Blockchain technology to increase productivity in banking compliance
According to an annual study conducted in 2020 by Thomson Reuters, the three main challenges of banking compliance revolve around regulatory developments, budget and resource allocation, and data protection.
The cost of compliance continues to rise. Indeed, without a competent, well-resourced and technologically aware compliance function, companies are unlikely to be able to manage and mitigate regulatory challenges. New technologies could provide opportunities to increase productivity while reducing costs.
In Switzerland, the new Financial Institutions Act (FINA) and Financial Services Act (FSCA) that came into force in January 2020 impose new compliance and auditing standards that are difficult to meet without new technologies. The increased requirements imply administrative work that needs to be optimised. The administrative workload is heavy and growing, as shown by the Accenture “2019 Global Financial Services Consumer Study” with almost two thirds of respondents confirming that some compliance responsibilities are now being transferred from the “second line of defence” to the “first line”. In the face of these challenges there is a need to accelerate the digitalisation of banking compliance.
The advantages of the Blockchain for the sector
Emerging technologies such as blockchaining offer significant potential to transform operations and regulatory productivity, according to the Deloitte report “The Future of Regulatory Productivity, powered by RegTech”. By improving compliance productivity through process efficiency, companies save compliance-related costs. In general, a blockchain compliance platform provides an immutable and aggregated record, a more efficient compliance process especially for KYC / AML and also for transaction reporting.
In terms of data protection, decentralised registry technology increases the level of security and reduces the number of errors, allowing multiple transactions to be carried out with confidence. At a time when cyber security is a priority, the sharing of information between parties is secure and entities remain in control of their data: the technology allows information to be stored in an encrypted manner while allowing information to be shared intelligently with selected entities. Thus, entities or individuals have complete control over the information they share and with whom they share it. Financial institutions are increasingly likely to integrate blockchain technology into their systems over the next few years, according to the PwC Global FinTech Survey.
Streamlining the relationship between independent asset managers and custodian banks
Within banking compliance there is one aspect in particular where the application of the blockchain deserves special attention. Today, the relationship between independent asset managers and custodian banks is indeed largely impacted by compliance management and the processes are sometimes still complex and repetitive. Onboarding with a custodian bank requires several hours of work and is still done manually for some of them. Compliance documents are stored by banks in a heterogeneous way. Despite the start of digitisation, each entity uses its own tools and standards. The exchange between platforms is impossible and the updating of data is complex. As for the annual review of relations with the bank, the process requires administrative verification work that can take up to several months.
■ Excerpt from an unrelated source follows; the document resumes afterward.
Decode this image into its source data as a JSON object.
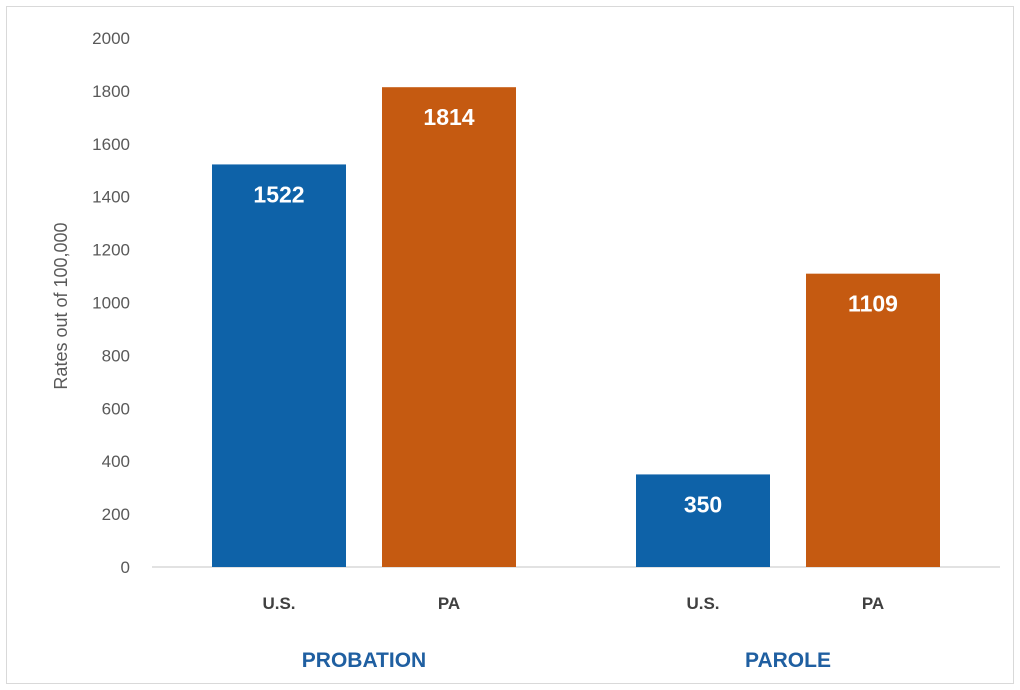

Blockchain technology would make it possible to fluidify these exchanges but also the audit. This is notably what the Wecan Comply blockchain platform offers by pooling resources and standardising the information exchanged between financial players. Thanks to ultra-secure data exchange in real time, data quality is improved and the reduction in operational work results in a significant reduction in operating costs. Technological innovation is an opportunity for both independent asset managers and custodian banks to spend more time on their business priorities through products and services with high added value for their clients rather than on regulatory requirements.
Today financial institutions are trying to automate controls and monitoring in the areas of KYC/AML, trade monitoring, reconciliation and others. Some institutions have begun to integrate the blockchain into this automation, notably through the fluidity of exchanges between banks and independent managers made possible by pioneering solutions such as Wecan Comply. And this is only the beginning of compliance on the blockchain. In the future, regulators will seek to have direct access to these tools, either on a continuous basis or during surveillance controls, according to the PwC report “Financial Services Technology 2020 and Beyond: Embracing disruption”. The possibilities offered by technology are numerous and tomorrow auditing can be automated and platforms connected to official registers by replacing PDFs with certified information.
Therefore, it is essential that companies integrate data and compliance checks as a priority today. It is short-sighted to focus solely on compliance with existing regulations. Companies need to include this thinking now to gain a better understanding of where their data and associated controls are located. By doing so, they will enhance their credibility with regulators today and be ready for the future.